Inauguré en juin 2012, le Madrid 2.0 est la propriété d'Immostar qui a acheté en 2011 l'ancien Madrid, un complexe commercial de Saint-Léonard-d'Aston dont la notoriété n'est plus à faire. La transaction inclut des clauses de non-concurrence entre les deux parties. Mais Paul Poisson précise que la compagnie n'est pas rendue à l'étape de déposer des poursuites contre M. Arel.

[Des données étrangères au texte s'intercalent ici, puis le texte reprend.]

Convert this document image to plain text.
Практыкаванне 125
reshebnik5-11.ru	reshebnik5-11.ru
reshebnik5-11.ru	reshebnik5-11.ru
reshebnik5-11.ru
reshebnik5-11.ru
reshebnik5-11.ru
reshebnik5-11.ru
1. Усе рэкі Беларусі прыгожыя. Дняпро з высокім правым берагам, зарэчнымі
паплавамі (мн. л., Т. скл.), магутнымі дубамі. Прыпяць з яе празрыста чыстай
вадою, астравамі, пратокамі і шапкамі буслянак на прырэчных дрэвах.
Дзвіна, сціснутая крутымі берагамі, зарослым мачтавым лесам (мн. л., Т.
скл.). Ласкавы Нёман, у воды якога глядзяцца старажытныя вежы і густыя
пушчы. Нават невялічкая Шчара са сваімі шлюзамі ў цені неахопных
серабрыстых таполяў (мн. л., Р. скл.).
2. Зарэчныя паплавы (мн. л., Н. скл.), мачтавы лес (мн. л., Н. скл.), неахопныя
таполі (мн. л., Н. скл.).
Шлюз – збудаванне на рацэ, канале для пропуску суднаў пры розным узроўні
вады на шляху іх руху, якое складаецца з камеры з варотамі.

«On n'est pas vraiment inquiet du projet. On va attendre de voir comment ça se passe. On va discuter avec M. Arel. Et ça reste à l'étape de projet. Il faut voir la viabilité. Selon ce qu'il avance comme projet, on est loin de 14 millions de dollars en investissements. Son projet est intéressant, mais il va friser les 20 millions de dollars», estime le directeur des communications et du marketing d'Immostar.

Selon M. Poisson, le dévoilement du projet de M. Arel n'a pas causé de grands remous dans les bureaux d'Immostar.

«On a annoncé nos couleurs en décembre (pour la phase 2 du Madrid 2.0) et on savait que M. Arel avait des projets. Ça va lui prendre des partenaires. Il faut attirer les bonnes bannières. Je doute que des partenaires vont y aller en raison des investissements et de la présence du Madrid 2.0. De plus, ce n'est pas le marché local qui fait vivre nos grosses infrastructures. Le marché principal, c'est l'autoroutier.»

M. Poisson souligne que l'annonce du projet de Richard Arel ne change rien à la volonté d'Immostar d'aller de l'avant avec la phase 2 prévue au Madrid 2.0. Entre cinq et sept millions de dollars seront requis pour cette phase qui comprendra notamment un centre d'interprétation du fromage.

Arel pas inquiet

Richard Arel n'est pas inquiet par toutes ces questions de clauses de non-concurrence. Le promoteur confirme que le contrat de vente du défunt Madrid à Immostar contient des clauses de cette nature. S'il refuse de dévoiler la durée exacte de cet élément du contrat, M. Arel précise que l'interdiction en terme de distance est de 20 km.

«Ça fait déjà deux ans. Et on prévoit l'ouverture de la halte à la fin de 2015. Selon moi, il n'y aura pas de problèmes. On verra en temps et lieu. On a un document écrit, les conditions sont claires et nettes. Je suis très à l'aise avec ça. La non-concurrence vient quand les portes ouvrent. Et c'est mon intention de les ouvrir.»